Alhoumekani est jugé par contumace à Djibouti à la suite
de plaintes du chef de la Sécurité Nationale, Hassan Saïd Khaireh,
et du chef d’état-major de la gendarmerie de Djibouti, Mahdi Ahmed Cheikh,
qui l’accusent de « fausses déclarations ».

M.
lhoumekani, membre de la garde présidentielle au moment des faits, a affirmé
avoir entendu, le jour de décès du juge, une conversation au cours
de laquelle un groupe de cinq hommes, dont MM. Khaireh et Cheikh, annonçait
à M. Guelleh, alors directeur de cabinet du président djiboutien
Hassan Gouled Aptidon, que « le juge fouineur était mort » et « qu’il
n’y avait pas de trace ».

Ce
procès s’ajoute aux multiples développements et rebondissements
qu’a connu cette affaire depuis plus de sept ans.

Car,
parallèlement, la justice française, saisie par la veuve de M. Borrel,
a ouvert une instruction judiciaire et au moins trois juges français, accompagnés
de policiers, se sont rendus à Djibouti depuis 1997, dans l e cadre de
commissions rogatoires.

Et,
à la demande de Mme Borrel, au moins deux expertises médico-légales
en France, après exhumations du corps, ont infirmé la thèse
des autorités djiboutiennes, concluant que l’hypothèse du suicide
était peu probable, voire impossible.

En
outre, en décembre 2002, une enquête de la chaîne de télévision
française privée Canal + affirmait que le magistrat avait été
tué parce qu’il était en train de remonter la filière d’un
attentat commis à Djibouti en 1990 au Café de Paris (un mort, 11
blessés), lieu de rendez-vous de nombreux Français.

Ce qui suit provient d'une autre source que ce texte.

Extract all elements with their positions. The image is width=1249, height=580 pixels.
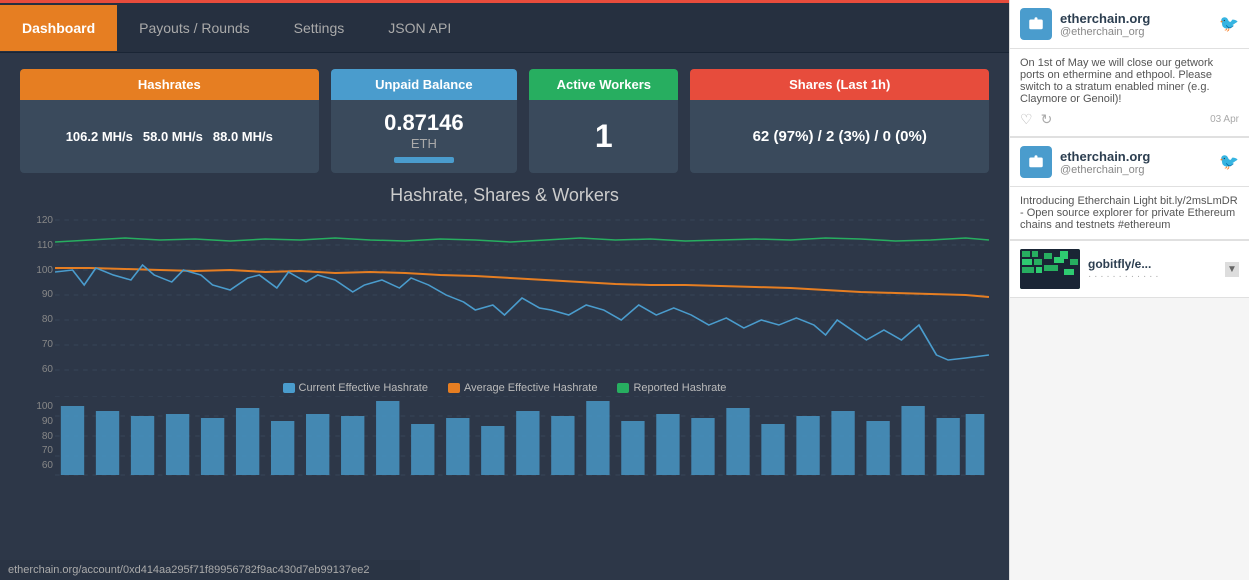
shares-card: Shares (Last 1h) 62 (97%) / 2 (3%) / 0 (… xyxy=(690,69,989,173)
y-label-100: 100 xyxy=(22,265,53,276)
workers-body: 1 xyxy=(529,100,678,173)
nav-settings[interactable]: Settings xyxy=(272,5,367,51)
user-info-1: etherchain.org @etherchain_org xyxy=(1060,11,1219,38)
hashrate-chart-wrapper: 120 110 100 90 80 70 60 xyxy=(20,210,989,380)
nav-dashboard[interactable]: Dashboard xyxy=(0,5,117,51)
unpaid-progress xyxy=(394,157,454,163)
retweet-icon-1[interactable]: ↻ xyxy=(1041,111,1053,128)
link-card[interactable]: gobitfly/e... · · · · · · · · · · · · ▼ xyxy=(1010,241,1249,298)
tweet-block-2: etherchain.org @etherchain_org 🐦 Introdu… xyxy=(1010,138,1249,241)
sidebar-header-1: etherchain.org @etherchain_org 🐦 xyxy=(1010,0,1249,49)
workers-header: Active Workers xyxy=(529,69,678,100)
hashrate-svg xyxy=(55,210,989,380)
shares-chart-wrapper: 100 90 80 70 60 xyxy=(20,396,989,476)
workers-value: 1 xyxy=(595,118,613,155)
unpaid-body: 0.87146 ETH xyxy=(331,100,518,173)
shares-header: Shares (Last 1h) xyxy=(690,69,989,100)
chart-y-axis: 120 110 100 90 80 70 60 xyxy=(20,210,55,380)
legend-label-average: Average Effective Hashrate xyxy=(464,382,598,394)
shares-svg xyxy=(55,396,989,476)
link-card-img xyxy=(1020,249,1080,289)
tweet-2: Introducing Etherchain Light bit.ly/2msL… xyxy=(1010,187,1249,240)
y-label-110: 110 xyxy=(22,240,53,251)
legend-current: Current Effective Hashrate xyxy=(283,382,428,394)
legend-average: Average Effective Hashrate xyxy=(448,382,598,394)
sidebar-header-2: etherchain.org @etherchain_org 🐦 xyxy=(1010,138,1249,187)
tweet-text-1: On 1st of May we will close our getwork … xyxy=(1020,57,1213,105)
sidebar: etherchain.org @etherchain_org 🐦 On 1st … xyxy=(1009,0,1249,580)
legend-label-reported: Reported Hashrate xyxy=(633,382,726,394)
handle-2: @etherchain_org xyxy=(1060,164,1219,176)
chart-legend: Current Effective Hashrate Average Effec… xyxy=(20,382,989,394)
sy-60: 60 xyxy=(22,460,53,471)
unpaid-unit: ETH xyxy=(411,136,437,151)
hashrate-val-3: 88.0 MH/s xyxy=(213,129,273,144)
workers-card: Active Workers 1 xyxy=(529,69,678,173)
stats-row: Hashrates 106.2 MH/s 58.0 MH/s 88.0 MH/s… xyxy=(0,53,1009,181)
unpaid-card: Unpaid Balance 0.87146 ETH xyxy=(331,69,518,173)
y-label-120: 120 xyxy=(22,215,53,226)
shares-y-axis: 100 90 80 70 60 xyxy=(20,396,55,476)
status-bar: etherchain.org/account/0xd414aa295f71f89… xyxy=(0,560,420,580)
y-label-60: 60 xyxy=(22,364,53,375)
nav-json-api[interactable]: JSON API xyxy=(366,5,473,51)
y-label-70: 70 xyxy=(22,339,53,350)
unpaid-value: 0.87146 xyxy=(384,110,464,136)
chart-title: Hashrate, Shares & Workers xyxy=(20,185,989,206)
unpaid-header: Unpaid Balance xyxy=(331,69,518,100)
avatar-1 xyxy=(1020,8,1052,40)
chart-section: Hashrate, Shares & Workers 120 110 100 9… xyxy=(0,181,1009,580)
sy-100: 100 xyxy=(22,401,53,412)
shares-body: 62 (97%) / 2 (3%) / 0 (0%) xyxy=(690,100,989,173)
y-label-90: 90 xyxy=(22,289,53,300)
nav-payouts[interactable]: Payouts / Rounds xyxy=(117,5,272,51)
hashrates-card: Hashrates 106.2 MH/s 58.0 MH/s 88.0 MH/s xyxy=(20,69,319,173)
username-2: etherchain.org xyxy=(1060,149,1219,164)
link-card-text: gobitfly/e... · · · · · · · · · · · · xyxy=(1088,257,1225,282)
sy-70: 70 xyxy=(22,445,53,456)
like-icon-1[interactable]: ♡ xyxy=(1020,111,1033,128)
status-url: etherchain.org/account/0xd414aa295f71f89… xyxy=(8,564,370,576)
avatar-2 xyxy=(1020,146,1052,178)
sidebar-scroll-arrow[interactable]: ▼ xyxy=(1225,262,1239,277)
tweet-text-2: Introducing Etherchain Light bit.ly/2msL… xyxy=(1020,195,1238,231)
legend-dot-average xyxy=(448,383,460,393)
hashrate-values: 106.2 MH/s 58.0 MH/s 88.0 MH/s xyxy=(66,129,273,144)
handle-1: @etherchain_org xyxy=(1060,26,1219,38)
tweet-date-1: 03 Apr xyxy=(1210,114,1239,125)
tweet-meta-1: ♡ ↻ 03 Apr xyxy=(1020,111,1239,128)
twitter-icon-2: 🐦 xyxy=(1219,152,1239,172)
tweet-1: On 1st of May we will close our getwork … xyxy=(1010,49,1249,137)
link-card-dots: · · · · · · · · · · · · xyxy=(1088,271,1225,282)
shares-value: 62 (97%) / 2 (3%) / 0 (0%) xyxy=(753,128,927,145)
link-card-name: gobitfly/e... xyxy=(1088,257,1225,271)
legend-label-current: Current Effective Hashrate xyxy=(299,382,428,394)
username-1: etherchain.org xyxy=(1060,11,1219,26)
navbar: Dashboard Payouts / Rounds Settings JSON… xyxy=(0,3,1009,53)
user-info-2: etherchain.org @etherchain_org xyxy=(1060,149,1219,176)
hashrates-body: 106.2 MH/s 58.0 MH/s 88.0 MH/s xyxy=(20,100,319,173)
sy-80: 80 xyxy=(22,431,53,442)
hashrate-val-2: 58.0 MH/s xyxy=(143,129,203,144)
hashrate-val-1: 106.2 MH/s xyxy=(66,129,133,144)
legend-dot-current xyxy=(283,383,295,393)
legend-dot-reported xyxy=(617,383,629,393)
hashrates-header: Hashrates xyxy=(20,69,319,100)
legend-reported: Reported Hashrate xyxy=(617,382,726,394)
y-label-80: 80 xyxy=(22,314,53,325)
twitter-icon-1: 🐦 xyxy=(1219,14,1239,34)
sy-90: 90 xyxy=(22,416,53,427)
tweet-block-1: etherchain.org @etherchain_org 🐦 On 1st … xyxy=(1010,0,1249,138)
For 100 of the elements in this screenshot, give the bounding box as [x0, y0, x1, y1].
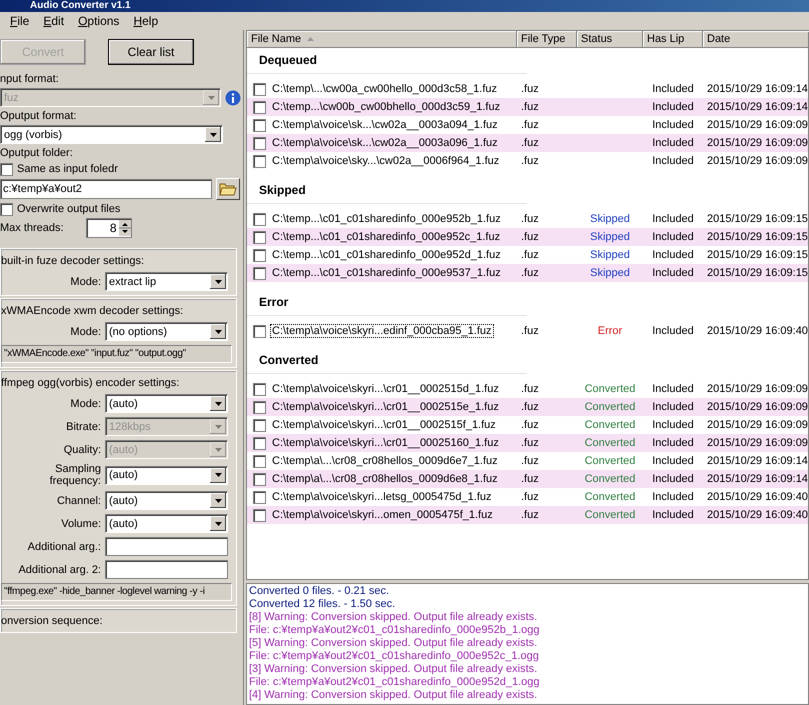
command-line-text: "xWMAEncode.exe" "input.fuz" "output.ogg"	[1, 345, 232, 363]
date-text: 2015/10/29 16:09:40	[706, 509, 809, 521]
file-type: .fuz	[520, 491, 540, 503]
group-header: Error	[247, 290, 527, 316]
menu-item[interactable]: Edit	[37, 14, 70, 28]
info-icon[interactable]	[225, 90, 241, 106]
checkbox[interactable]	[0, 202, 13, 216]
field-label: Mode:	[69, 326, 101, 338]
has-lip-text: Included	[651, 101, 695, 113]
date-text: 2015/10/29 16:09:40	[706, 325, 809, 337]
file-row[interactable]: C:\temp\a\voice\skyri...\cr01__0002515e_1.fuz .fuz Converted Included 2015/10/29 16:09:09	[247, 398, 808, 416]
folder-icon	[219, 182, 237, 196]
file-type: .fuz	[520, 325, 540, 337]
status-text: Converted	[584, 419, 636, 431]
file-name: C:\temp...\c01_c01sharedinfo_000e952b_1.fuz	[271, 213, 502, 225]
dropdown[interactable]: ogg (vorbis)	[0, 125, 223, 144]
menu-item[interactable]: File	[4, 14, 36, 28]
group-title: onversion sequence:	[1, 614, 104, 628]
file-row[interactable]: C:\temp\a\voice\skyri...\cr01__00025160_1.fuz .fuz Converted Included 2015/10/29 16:09:09	[247, 434, 808, 452]
folder-path-field[interactable]: c:¥temp¥a¥out2	[0, 179, 212, 199]
checkbox[interactable]	[253, 324, 266, 338]
file-row[interactable]: C:\temp...\cw00b_cw00bhello_000d3c59_1.fuz .fuz Included 2015/10/29 16:09:14	[247, 98, 808, 116]
checkbox[interactable]	[253, 400, 266, 414]
checkbox[interactable]	[253, 82, 266, 96]
field-label: Mode:	[69, 398, 101, 410]
file-name: C:\temp\a\voice\skyri...\cr01__0002515d_1.fuz	[271, 383, 500, 395]
dropdown[interactable]: (auto)	[105, 491, 228, 510]
file-type: .fuz	[520, 419, 540, 431]
caret-icon	[214, 522, 222, 526]
file-name: C:\temp\a\...\cr08_cr08hellos_0009d6e7_1.fuz	[271, 455, 499, 467]
file-name: C:\temp\a\voice\skyri...omen_0005475f_1.fuz	[271, 509, 494, 521]
checkbox[interactable]	[0, 162, 13, 176]
checkbox[interactable]	[253, 154, 266, 168]
file-row[interactable]: C:\temp\a\voice\sk...\cw02a__0003a096_1.fuz .fuz Included 2015/10/29 16:09:09	[247, 134, 808, 152]
checkbox[interactable]	[253, 436, 266, 450]
dropdown[interactable]: (auto)	[105, 466, 228, 484]
file-row[interactable]: C:\temp...\c01_c01sharedinfo_000e952c_1.fuz .fuz Skipped Included 2015/10/29 16:09:15	[247, 228, 808, 246]
input-field[interactable]	[105, 537, 228, 556]
window-title: Audio Converter v1.1	[0, 0, 809, 12]
file-name: C:\temp\...\cw00a_cw00hello_000d3c58_1.fuz	[271, 83, 498, 95]
has-lip-text: Included	[651, 231, 695, 243]
command-line-text: "ffmpeg.exe" -hide_banner -loglevel warning -y -i	[1, 583, 232, 601]
browse-folder-button[interactable]	[216, 178, 240, 200]
checkbox[interactable]	[253, 230, 266, 244]
file-name: C:\temp...\c01_c01sharedinfo_000e9537_1.fuz	[271, 267, 502, 279]
checkbox[interactable]	[253, 118, 266, 132]
field-label: Oputput folder:	[0, 146, 74, 160]
checkbox[interactable]	[253, 248, 266, 262]
spinner-arrows-icon[interactable]	[118, 220, 131, 236]
dropdown[interactable]: (auto)	[105, 394, 228, 413]
has-lip-text: Included	[651, 267, 695, 279]
column-header[interactable]: File Name	[247, 31, 517, 48]
checkbox[interactable]	[253, 212, 266, 226]
file-type: .fuz	[520, 437, 540, 449]
file-name: C:\temp\a\voice\skyri...\cr01__00025160_1.fuz	[271, 437, 500, 449]
menu-item[interactable]: Help	[127, 14, 164, 28]
file-row[interactable]: C:\temp\a\voice\skyri...omen_0005475f_1.fuz .fuz Converted Included 2015/10/29 16:09:40	[247, 506, 808, 524]
field-label: Max threads:	[0, 221, 64, 235]
column-header[interactable]: Status	[577, 31, 643, 48]
log-line: File: c:¥temp¥a¥out2¥c01_c01sharedinfo_000e952d_1.ogg	[249, 676, 541, 689]
group-title: xWMAEncode xwm decoder settings:	[1, 304, 184, 318]
checkbox[interactable]	[253, 266, 266, 280]
file-name: C:\temp\a\...\cr08_cr08hellos_0009d6e8_1.fuz	[271, 473, 499, 485]
log-line: File: c:¥temp¥a¥out2¥c01_c01sharedinfo_000e952b_1.ogg	[249, 624, 541, 637]
field-label: Additional arg.:	[26, 540, 101, 552]
checkbox[interactable]	[253, 454, 266, 468]
has-lip-text: Included	[651, 419, 695, 431]
field-label: nput format:	[0, 72, 60, 86]
has-lip-text: Included	[651, 83, 695, 95]
dropdown[interactable]: (auto)	[105, 514, 228, 533]
file-row[interactable]: C:\temp...\c01_c01sharedinfo_000e9537_1.fuz .fuz Skipped Included 2015/10/29 16:09:15	[247, 264, 808, 282]
has-lip-text: Included	[651, 401, 695, 413]
caret-icon	[214, 330, 222, 334]
group-header: Dequeued	[247, 48, 527, 74]
has-lip-text: Included	[651, 249, 695, 261]
checkbox[interactable]	[253, 136, 266, 150]
max-threads-spinner[interactable]: 8	[86, 218, 132, 238]
input-field[interactable]	[105, 560, 228, 579]
file-name: C:\temp\a\voice\skyri...\cr01__0002515f_1.fuz	[271, 419, 497, 431]
file-type: .fuz	[520, 509, 540, 521]
checkbox[interactable]	[253, 490, 266, 504]
caret-icon	[210, 132, 216, 136]
date-text: 2015/10/29 16:09:14	[706, 455, 809, 467]
has-lip-text: Included	[651, 473, 695, 485]
checkbox[interactable]	[253, 418, 266, 432]
checkbox[interactable]	[253, 100, 266, 114]
clear-list-button[interactable]: Clear list	[108, 39, 194, 65]
checkbox[interactable]	[253, 472, 266, 486]
column-header[interactable]: File Type	[517, 31, 577, 48]
status-text: Error	[596, 325, 624, 337]
file-type: .fuz	[520, 137, 540, 149]
checkbox[interactable]	[253, 508, 266, 522]
column-header[interactable]: Has Lip	[643, 31, 703, 48]
file-row[interactable]: C:\temp\a\...\cr08_cr08hellos_0009d6e8_1.fuz .fuz Converted Included 2015/10/29 16:09:14	[247, 470, 808, 488]
dropdown[interactable]: extract lip	[105, 272, 228, 291]
menu-item[interactable]: Options	[72, 14, 126, 28]
dropdown[interactable]: (no options)	[105, 322, 228, 341]
column-header[interactable]: Date	[703, 31, 809, 48]
checkbox[interactable]	[253, 382, 266, 396]
file-type: .fuz	[520, 119, 540, 131]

Le gouvernement
djiboutien avait alors aussitôt vivement protesté auprès des
autorités françaises contre la diffusion de cette émission.

La
chambre correctionnelle de Djibouti a entendu dans la seule matinée de
mardi une douzaine de témoins, dont des gendarmes qui étaient de
garde le jour du décès du juge Borrel au palais présidentiel
ou en faction au poste de gendarmerie à l’entrée du Gou bet, petite
localité à proximité de laquelle le corps avait été
retrouvé.

Le
procès de cet ancien gendarme permettra de « démonter la machination
tendant à présenter le président de Djibouti comme l’instigateur
de la mort du juge Borrel », avait estimé en février dernier
une source judiciaire proche du dossier.

L
avocats de Hassan Saïd Khaireh et Mahdi Ahmed Cheikh sont maîtres Hasna
Barkat et Alain Martinet du barreau de Djibouti et Francis Szpiner, du barreau
de Paris.

« Le
noeud de l’affaire réside dans des déclarations répétitives
de personnes en délicatesse avec leur administration », a simplement
commenté à l’AFP Me Szpiner.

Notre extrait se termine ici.